In the 2020 election, Ms McEnany echoed her boss’s incorrect claim of victory and lies about massive voter fraud, and when he refused to concede, she falsely claimed that he had not been given an orderly transition by the preceding Obama administration — which was not true.

Two months after the January 6 Capitol riot and six weeks after the inauguration of President Joe Biden, Ms McEnany joined Fox News as an on-air contributor, rising to be cohost of Outnumbered. 

Former White House colleague Alyssa Farah Griffin, who has publicly denounced Mr Trump and become one of his sharpest critics, described Ms McEnany as a “very smart person” but also as a “liar” who peddled election lies because she knew it would enrich her career post-Trump.

Speaking to the January 6 House select committee, Ms Farah Griffin said: “She knew we lost the election, but she made a calculation that she wanted to have a certain life post-Trump that required staying in his good graces and that was more important to her than telling the truth to the American public.”

Upon Ms McEnany’s appointment at Fox News, an insider at the network told The Daily Beast: “It’s truly disgusting they fired hard-working journalists who did care about facts and news reporting only to turn around and hire a mini-Goebbels whose incessant lies from the White House helped incite an insurrection on our democracy that got five people killed, including a police officer.”

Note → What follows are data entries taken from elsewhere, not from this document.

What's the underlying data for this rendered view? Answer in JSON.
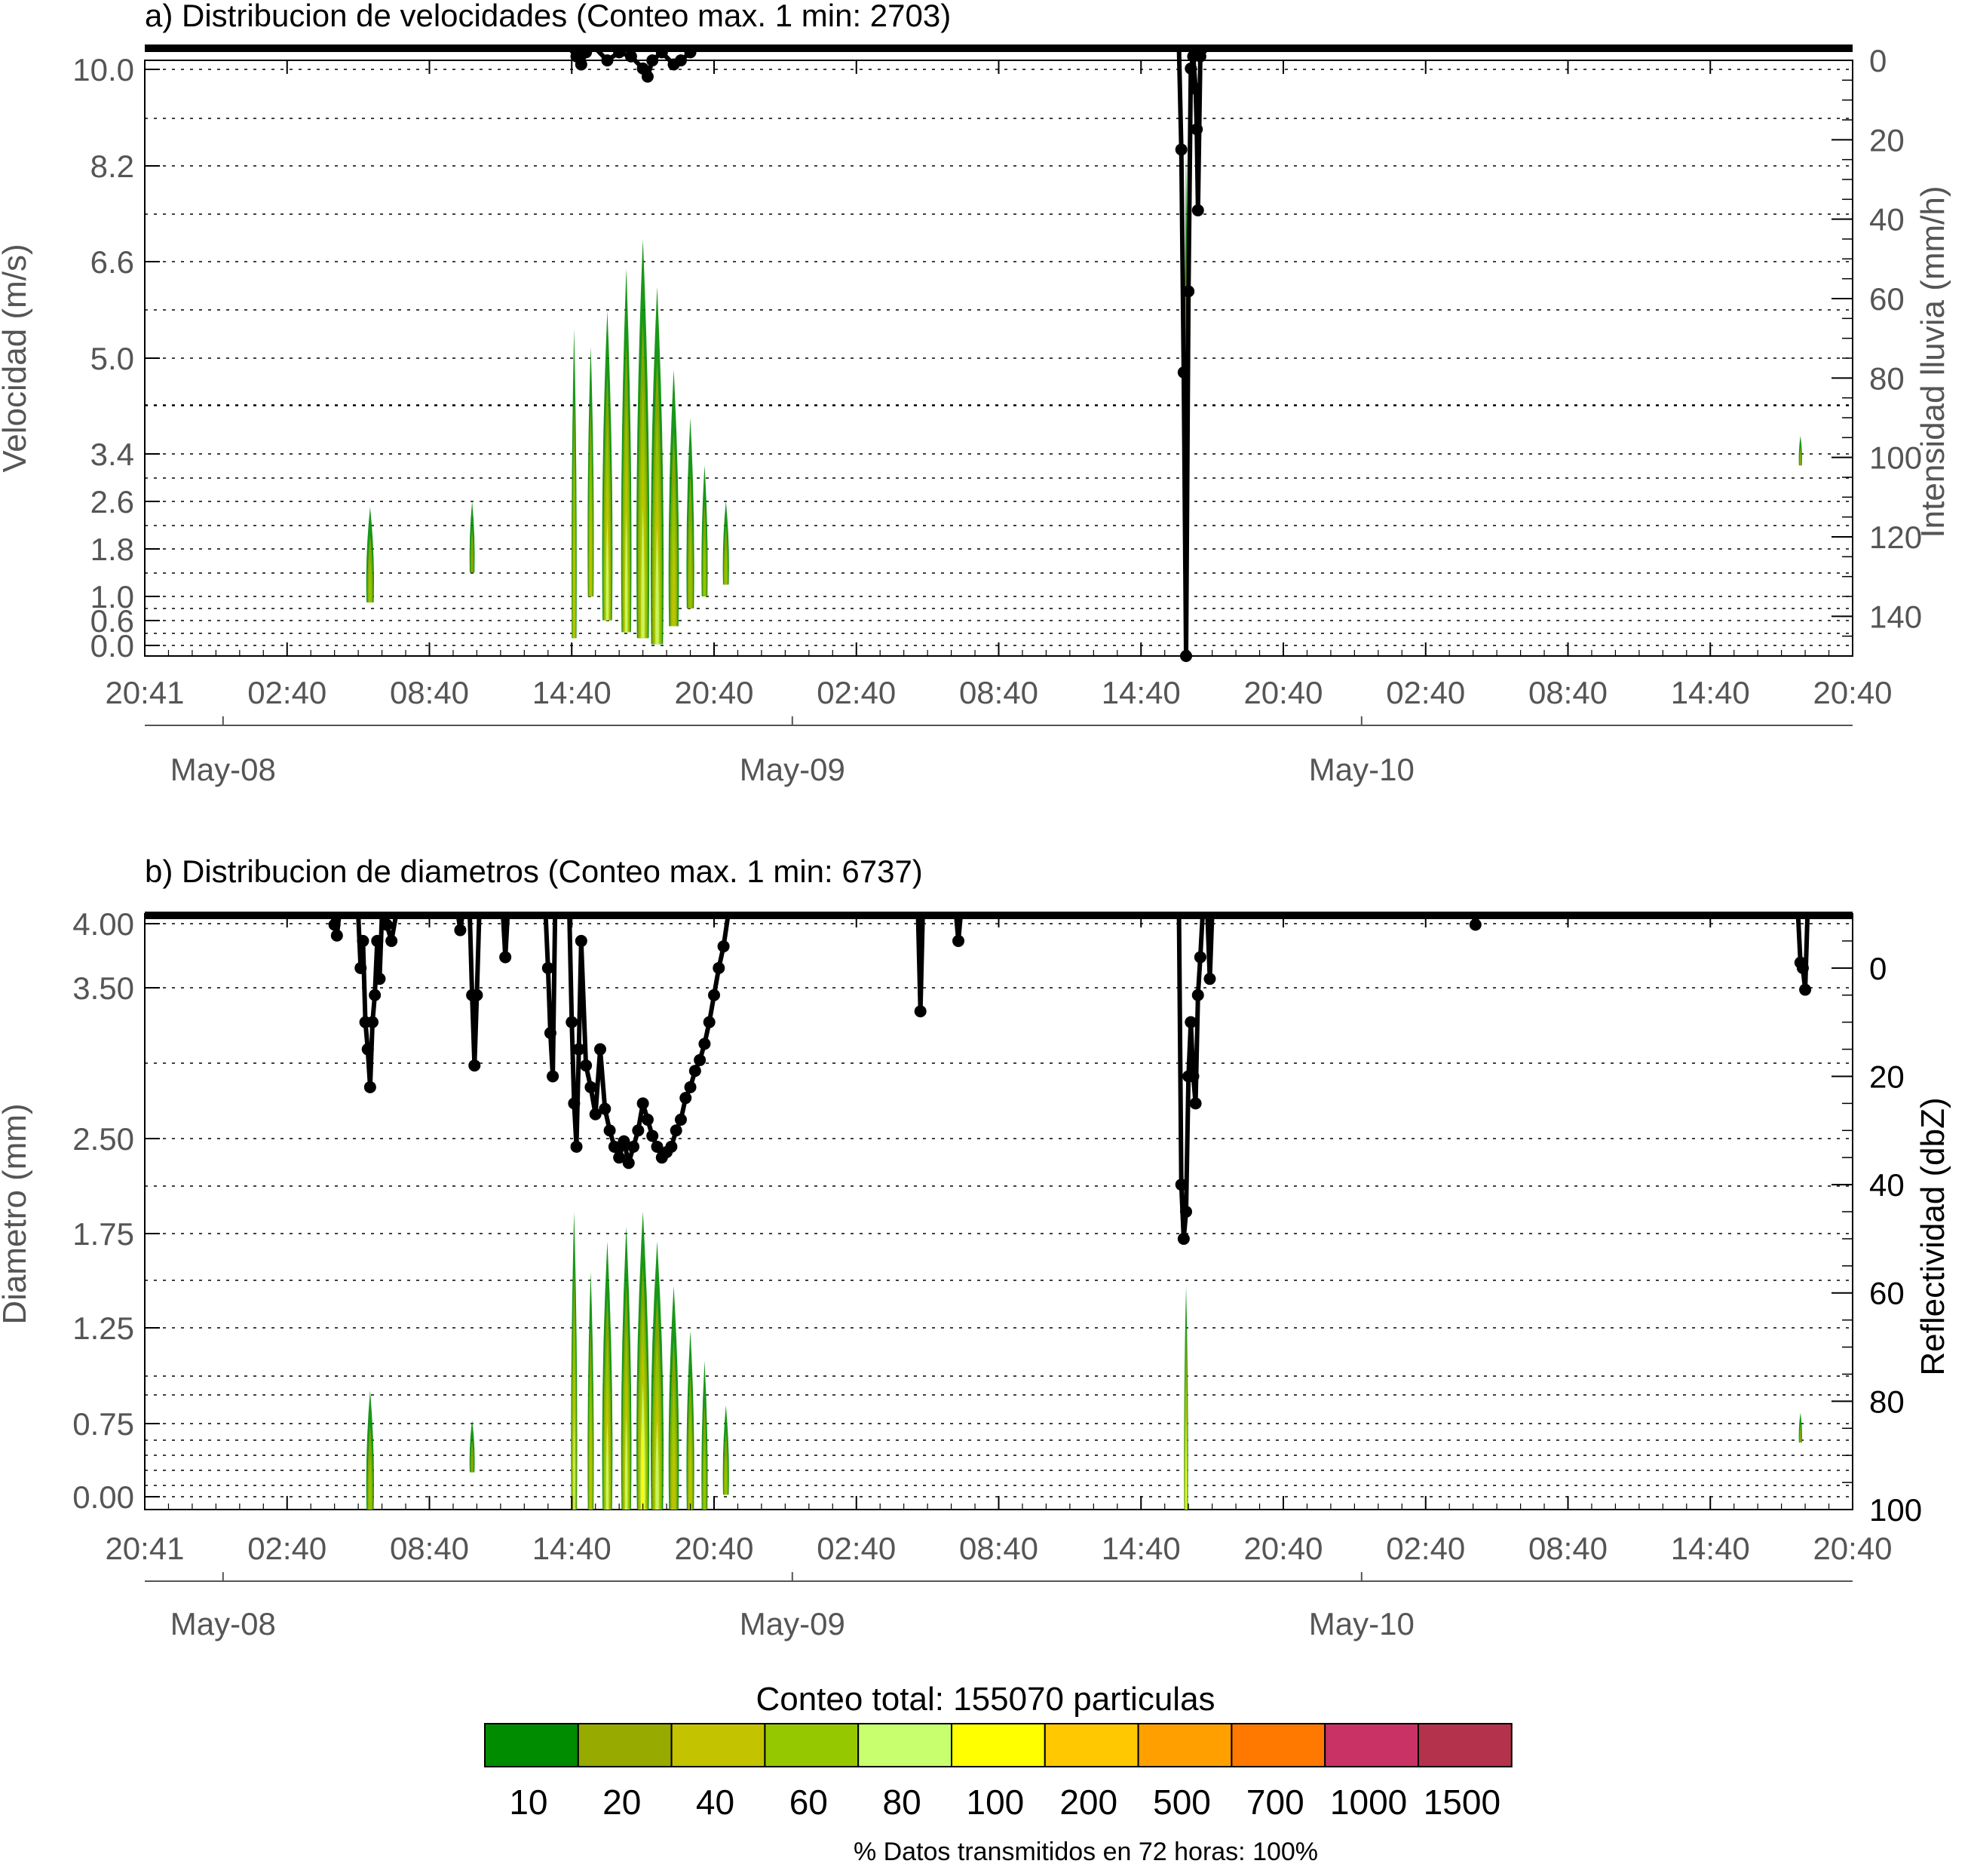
{
  "chart_data": [
    {
      "id": "a",
      "type": "heatmap",
      "title": "a) Distribucion de velocidades (Conteo max. 1 min: 2703)",
      "ylabel": "Velocidad (m/s)",
      "ylabel_right": "Intensidad lluvia (mm/h)",
      "y_tick_labels": [
        "10.0",
        "8.2",
        "6.6",
        "5.0",
        "3.4",
        "2.6",
        "1.8",
        "1.0",
        "0.6",
        "0.0"
      ],
      "y_tick_values": [
        10.0,
        8.2,
        6.6,
        5.0,
        3.4,
        2.6,
        1.8,
        1.0,
        0.6,
        0.0
      ],
      "y2_tick_labels": [
        "0",
        "20",
        "40",
        "60",
        "80",
        "100",
        "120",
        "140"
      ],
      "y2_range": [
        0,
        150
      ],
      "y2_inverted": true,
      "x_tick_labels": [
        "20:41",
        "02:40",
        "08:40",
        "14:40",
        "20:40",
        "02:40",
        "08:40",
        "14:40",
        "20:40",
        "02:40",
        "08:40",
        "14:40",
        "20:40"
      ],
      "x_range_hours": [
        0,
        72
      ],
      "day_labels": [
        "May-08",
        "May-09",
        "May-10"
      ],
      "grid": true,
      "rain_line_points": [
        [
          17.9,
          0
        ],
        [
          18.2,
          2
        ],
        [
          18.4,
          4
        ],
        [
          18.6,
          1
        ],
        [
          19.0,
          0
        ],
        [
          19.5,
          3
        ],
        [
          20.0,
          1
        ],
        [
          20.5,
          2
        ],
        [
          21.0,
          5
        ],
        [
          21.2,
          7
        ],
        [
          21.4,
          3
        ],
        [
          21.8,
          1
        ],
        [
          22.3,
          4
        ],
        [
          22.6,
          3
        ],
        [
          23.0,
          1
        ],
        [
          23.4,
          0
        ],
        [
          43.6,
          0
        ],
        [
          43.7,
          25
        ],
        [
          43.8,
          80
        ],
        [
          43.9,
          150
        ],
        [
          44.0,
          60
        ],
        [
          44.1,
          5
        ],
        [
          44.2,
          2
        ],
        [
          44.3,
          10
        ],
        [
          44.35,
          20
        ],
        [
          44.4,
          40
        ],
        [
          44.5,
          2
        ],
        [
          44.8,
          0
        ]
      ],
      "heat_patches": [
        {
          "x": 9.5,
          "half_width": 0.15,
          "y0": 0.9,
          "y1": 2.5,
          "weight": 0.3
        },
        {
          "x": 13.8,
          "half_width": 0.1,
          "y0": 1.4,
          "y1": 2.6,
          "weight": 0.2
        },
        {
          "x": 18.1,
          "half_width": 0.1,
          "y0": 0.3,
          "y1": 5.5,
          "weight": 0.6
        },
        {
          "x": 18.8,
          "half_width": 0.12,
          "y0": 1.0,
          "y1": 5.2,
          "weight": 0.5
        },
        {
          "x": 19.5,
          "half_width": 0.2,
          "y0": 0.6,
          "y1": 5.8,
          "weight": 0.7
        },
        {
          "x": 20.3,
          "half_width": 0.2,
          "y0": 0.4,
          "y1": 6.5,
          "weight": 0.7
        },
        {
          "x": 21.0,
          "half_width": 0.25,
          "y0": 0.3,
          "y1": 7.0,
          "weight": 0.8
        },
        {
          "x": 21.6,
          "half_width": 0.25,
          "y0": 0.2,
          "y1": 6.2,
          "weight": 0.8
        },
        {
          "x": 22.3,
          "half_width": 0.2,
          "y0": 0.5,
          "y1": 4.8,
          "weight": 0.5
        },
        {
          "x": 23.0,
          "half_width": 0.15,
          "y0": 0.8,
          "y1": 4.0,
          "weight": 0.4
        },
        {
          "x": 23.6,
          "half_width": 0.12,
          "y0": 1.0,
          "y1": 3.2,
          "weight": 0.3
        },
        {
          "x": 24.5,
          "half_width": 0.12,
          "y0": 1.2,
          "y1": 2.6,
          "weight": 0.3
        },
        {
          "x": 43.9,
          "half_width": 0.08,
          "y0": 0.0,
          "y1": 8.5,
          "weight": 0.9
        },
        {
          "x": 69.8,
          "half_width": 0.05,
          "y0": 3.2,
          "y1": 3.7,
          "weight": 0.2
        }
      ]
    },
    {
      "id": "b",
      "type": "heatmap",
      "title": "b) Distribucion de diametros (Conteo max. 1 min: 6737)",
      "ylabel": "Diametro (mm)",
      "ylabel_right": "Reflectividad (dbZ)",
      "y_tick_labels": [
        "4.00",
        "3.50",
        "2.50",
        "1.75",
        "1.25",
        "0.75",
        "0.00"
      ],
      "y_tick_values": [
        4.0,
        3.5,
        2.5,
        1.75,
        1.25,
        0.75,
        0.0
      ],
      "y2_tick_labels": [
        "0",
        "20",
        "40",
        "60",
        "80",
        "100"
      ],
      "y2_range": [
        -10,
        100
      ],
      "y2_inverted": true,
      "x_tick_labels": [
        "20:41",
        "02:40",
        "08:40",
        "14:40",
        "20:40",
        "02:40",
        "08:40",
        "14:40",
        "20:40",
        "02:40",
        "08:40",
        "14:40",
        "20:40"
      ],
      "x_range_hours": [
        0,
        72
      ],
      "day_labels": [
        "May-08",
        "May-09",
        "May-10"
      ],
      "grid": true,
      "reflectivity_line_points": [
        [
          7.9,
          -10
        ],
        [
          8.0,
          -8
        ],
        [
          8.1,
          -6
        ],
        [
          8.2,
          -10
        ],
        [
          9.0,
          -10
        ],
        [
          9.1,
          0
        ],
        [
          9.2,
          -5
        ],
        [
          9.3,
          10
        ],
        [
          9.4,
          15
        ],
        [
          9.5,
          22
        ],
        [
          9.6,
          10
        ],
        [
          9.7,
          5
        ],
        [
          9.8,
          -5
        ],
        [
          9.9,
          2
        ],
        [
          10.0,
          -10
        ],
        [
          10.2,
          -8
        ],
        [
          10.4,
          -5
        ],
        [
          10.6,
          -10
        ],
        [
          13.2,
          -10
        ],
        [
          13.3,
          -7
        ],
        [
          13.4,
          -10
        ],
        [
          13.7,
          -10
        ],
        [
          13.8,
          5
        ],
        [
          13.9,
          18
        ],
        [
          14.0,
          5
        ],
        [
          14.1,
          -10
        ],
        [
          15.1,
          -10
        ],
        [
          15.2,
          -2
        ],
        [
          15.3,
          -10
        ],
        [
          16.9,
          -10
        ],
        [
          17.0,
          0
        ],
        [
          17.1,
          12
        ],
        [
          17.2,
          20
        ],
        [
          17.3,
          -10
        ],
        [
          17.9,
          -10
        ],
        [
          18.0,
          10
        ],
        [
          18.1,
          25
        ],
        [
          18.2,
          33
        ],
        [
          18.3,
          15
        ],
        [
          18.4,
          -5
        ],
        [
          18.6,
          18
        ],
        [
          18.8,
          22
        ],
        [
          19.0,
          27
        ],
        [
          19.2,
          15
        ],
        [
          19.4,
          26
        ],
        [
          19.6,
          30
        ],
        [
          19.8,
          33
        ],
        [
          20.0,
          35
        ],
        [
          20.2,
          32
        ],
        [
          20.4,
          36
        ],
        [
          20.6,
          33
        ],
        [
          20.8,
          30
        ],
        [
          21.0,
          25
        ],
        [
          21.2,
          28
        ],
        [
          21.4,
          31
        ],
        [
          21.6,
          33
        ],
        [
          21.8,
          35
        ],
        [
          22.0,
          34
        ],
        [
          22.2,
          33
        ],
        [
          22.4,
          30
        ],
        [
          22.6,
          28
        ],
        [
          22.8,
          24
        ],
        [
          23.0,
          22
        ],
        [
          23.2,
          19
        ],
        [
          23.4,
          17
        ],
        [
          23.6,
          14
        ],
        [
          23.8,
          10
        ],
        [
          24.0,
          5
        ],
        [
          24.2,
          0
        ],
        [
          24.4,
          -4
        ],
        [
          24.6,
          -10
        ],
        [
          32.6,
          -10
        ],
        [
          32.7,
          8
        ],
        [
          32.8,
          -10
        ],
        [
          34.2,
          -10
        ],
        [
          34.3,
          -5
        ],
        [
          34.4,
          -10
        ],
        [
          43.6,
          -10
        ],
        [
          43.7,
          40
        ],
        [
          43.8,
          50
        ],
        [
          43.9,
          45
        ],
        [
          44.0,
          20
        ],
        [
          44.1,
          10
        ],
        [
          44.2,
          20
        ],
        [
          44.3,
          25
        ],
        [
          44.4,
          5
        ],
        [
          44.5,
          -2
        ],
        [
          44.6,
          -10
        ],
        [
          44.8,
          -10
        ],
        [
          44.9,
          2
        ],
        [
          45.0,
          -10
        ],
        [
          56.0,
          -10
        ],
        [
          56.1,
          -8
        ],
        [
          56.2,
          -10
        ],
        [
          69.7,
          -10
        ],
        [
          69.8,
          -1
        ],
        [
          69.9,
          0
        ],
        [
          70.0,
          4
        ],
        [
          70.1,
          -10
        ]
      ],
      "heat_patches": [
        {
          "x": 9.5,
          "half_width": 0.15,
          "y0": 0.0,
          "y1": 0.8,
          "weight": 0.4
        },
        {
          "x": 13.8,
          "half_width": 0.1,
          "y0": 0.25,
          "y1": 0.6,
          "weight": 0.2
        },
        {
          "x": 18.1,
          "half_width": 0.12,
          "y0": 0.0,
          "y1": 2.0,
          "weight": 0.7
        },
        {
          "x": 18.8,
          "half_width": 0.12,
          "y0": 0.0,
          "y1": 1.6,
          "weight": 0.5
        },
        {
          "x": 19.5,
          "half_width": 0.2,
          "y0": 0.0,
          "y1": 1.8,
          "weight": 0.7
        },
        {
          "x": 20.3,
          "half_width": 0.2,
          "y0": 0.0,
          "y1": 1.9,
          "weight": 0.8
        },
        {
          "x": 21.0,
          "half_width": 0.25,
          "y0": 0.0,
          "y1": 2.0,
          "weight": 0.9
        },
        {
          "x": 21.6,
          "half_width": 0.25,
          "y0": 0.0,
          "y1": 1.8,
          "weight": 0.8
        },
        {
          "x": 22.3,
          "half_width": 0.2,
          "y0": 0.0,
          "y1": 1.5,
          "weight": 0.6
        },
        {
          "x": 23.0,
          "half_width": 0.15,
          "y0": 0.0,
          "y1": 1.2,
          "weight": 0.5
        },
        {
          "x": 23.6,
          "half_width": 0.12,
          "y0": 0.0,
          "y1": 1.0,
          "weight": 0.4
        },
        {
          "x": 24.5,
          "half_width": 0.12,
          "y0": 0.1,
          "y1": 0.7,
          "weight": 0.3
        },
        {
          "x": 43.9,
          "half_width": 0.08,
          "y0": 0.0,
          "y1": 1.5,
          "weight": 1.0
        },
        {
          "x": 69.8,
          "half_width": 0.05,
          "y0": 0.45,
          "y1": 0.65,
          "weight": 0.2
        }
      ]
    }
  ],
  "colorbar": {
    "title": "Conteo total: 155070 particulas",
    "labels": [
      "10",
      "20",
      "40",
      "60",
      "80",
      "100",
      "200",
      "500",
      "700",
      "1000",
      "1500"
    ],
    "colors": [
      "#008c00",
      "#96aa00",
      "#c3c300",
      "#96c800",
      "#c8ff6e",
      "#ffff00",
      "#ffc800",
      "#ffa000",
      "#ff7800",
      "#c83264",
      "#b4324b"
    ]
  },
  "footer": "% Datos transmitidos en 72 horas: 100%"
}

Since her arrival at the network, Ms McEnany has continued to defend her former boss on air and appears to have fit into the role well, even stepping in as a guest host during primetime.

Former President Trump has a slightly more complex relationship with the network than he did while in office, frequently criticising “globalist” coverage while also lauding individual hosts, and still getting their backing over the many investigations into his business and actions while in office.

On 1 June he will take part in a televised town hall from Iowa moderated by Fox News primetime host Sean Hannity as part of his 2024 re-election campaign, but on 31 May he posted on Truth Social: “FoxNews is really pushing De Sanctimonious. He can’t win!”

While his dismissive comments about Ms McEnany have raised the ire of, and even shocked, some conservatives, others including her former colleagues Ms Farah Griffin and Stephanie Grisham — who held the press secretary role before she did — were unsurprised.

Ms Grisham tweeted: “He. WILL. Turn. On. You. There is only loyalty to HIM — not the country, the constitution, his constituents, or anything/anyone else.”

Ms McEnany, and others, perhaps should have known better.